For decades, the Earth, just like many of the other solar system’s rocky objects, endures the scars of past asteroids impacts. However, for the first time in the Planet's history, Earth is all set to hit back.
Presently, NASA (National Aeronautics and Space Administration) of the US launched a mission ‘DART- Double Asteroid Redirection Test’ at 10:21 p.m. Pacific Time on November 23 from Vandenberg Space Force Base, California. "Asteroid Dimorphos: we're coming for you!" NASA tweeted after the launch.
The goal of the Mission?
The goal is to deliberately alter the trajectory of the asteroid ‘Dimorphos’, a 525-foot-wide “moonlet”. Dimorphous orbits a bigger asteroid called Didymos every 11 hours and 55 minutes, which will help to set the moonlet into a better and shorter orbit. Although DART’s targeted asteroid is not harmful to Earth at present, the mission is carried out in the name of Planet Earth and the people of Earth, to safeguard their existence.
It is also claimed as a ‘Suicide’ mission as DART’s collision with Dimorphos will demolish the spacecraft, but it aims to cause the moonlet to settle into a tighter, shorter orbit around Didymos. It is a trial to understand the risks to avoid the unknowns of the future. Significantly, the test is carried out to learn the sufficiency of advanced technology used to deflect any actual asteroid impact threat in the future.

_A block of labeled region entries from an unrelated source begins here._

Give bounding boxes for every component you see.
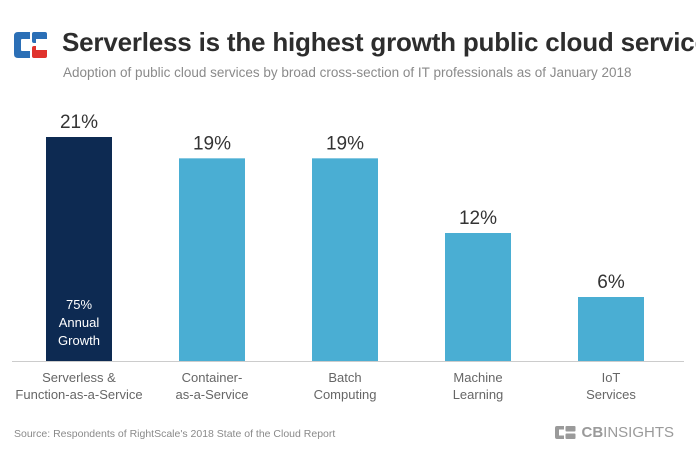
category-label-1-1: as-a-Service [176, 387, 249, 402]
value-label-3: 12% [459, 208, 497, 229]
category-label-4-0: IoT [602, 370, 621, 385]
bar-3 [445, 233, 511, 361]
value-label-0: 21% [60, 112, 98, 133]
annotation-line-2: Growth [58, 333, 100, 348]
annotation-line-1: Annual [59, 315, 100, 330]
brand-logo: CB INSIGHTS [555, 424, 674, 441]
cb-insights-brand-icon [555, 426, 576, 439]
category-label-3-0: Machine [453, 370, 502, 385]
bar-2 [312, 158, 378, 361]
bar-4 [578, 297, 644, 361]
category-label-4-1: Services [586, 387, 636, 402]
category-label-0-1: Function-as-a-Service [15, 387, 142, 402]
category-label-0-0: Serverless & [42, 370, 116, 385]
chart-subtitle: Adoption of public cloud services by bro… [63, 65, 632, 80]
category-label-2-1: Computing [314, 387, 377, 402]
annotation-line-0: 75% [66, 297, 92, 312]
brand-insights-text: INSIGHTS [603, 424, 674, 441]
brand-cb-text: CB [581, 424, 604, 441]
value-label-1: 19% [193, 133, 231, 154]
bar-1 [179, 158, 245, 361]
cb-insights-logo-icon [14, 32, 47, 58]
value-label-2: 19% [326, 133, 364, 154]
value-label-4: 6% [597, 272, 625, 293]
chart-title: Serverless is the highest growth public … [62, 27, 696, 57]
bar-0 [46, 137, 112, 361]
category-label-3-1: Learning [453, 387, 504, 402]
category-label-1-0: Container- [182, 370, 243, 385]
category-label-2-0: Batch [328, 370, 361, 385]
source-note: Source: Respondents of RightScale's 2018… [14, 428, 336, 440]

As stated by one of the top scientists Thomas Zuburchen from NASA, "What we're trying to learn is how to deflect a threat," talking about the $330 million projects.
When is the Impact expected?
If all executed well, then the impact is expected to take place in the third quarter of 2022 and the journey of DART is expected to end on the evening of September 26, after the spacecraft slams into Dimorphos, according to NASA’s planetary defence coordination office.
After DART's moving impact with its target asteroid, an investigation team will measure the resulted change in the asteroid's motion in space. The team is highly interested in discovering larger than 460 feet in size, oozing the energy of average nuclear bombs. These have the potential to level entire cities or regions with many times, which would be an asset.
The DART spacecraft also includes a high-tech instrument- CubeSat called LICIACube. It is added for navigation and imaging of Asteroids to discover the crash and its after-effects, built and operated by the Italian Space Agency. "The CubeSat is going to give us…, the most spectacular image of DART's impact... That will be a truly historic, spectacular image," commented Tom Statler, the DART program scientist.
The mission is undoubtedly one of a kind. The scientists are further looking to discover 15,000 more such objects that would open a whole new beginning. As it embarks on the possibility of averting asteroid apocalypse.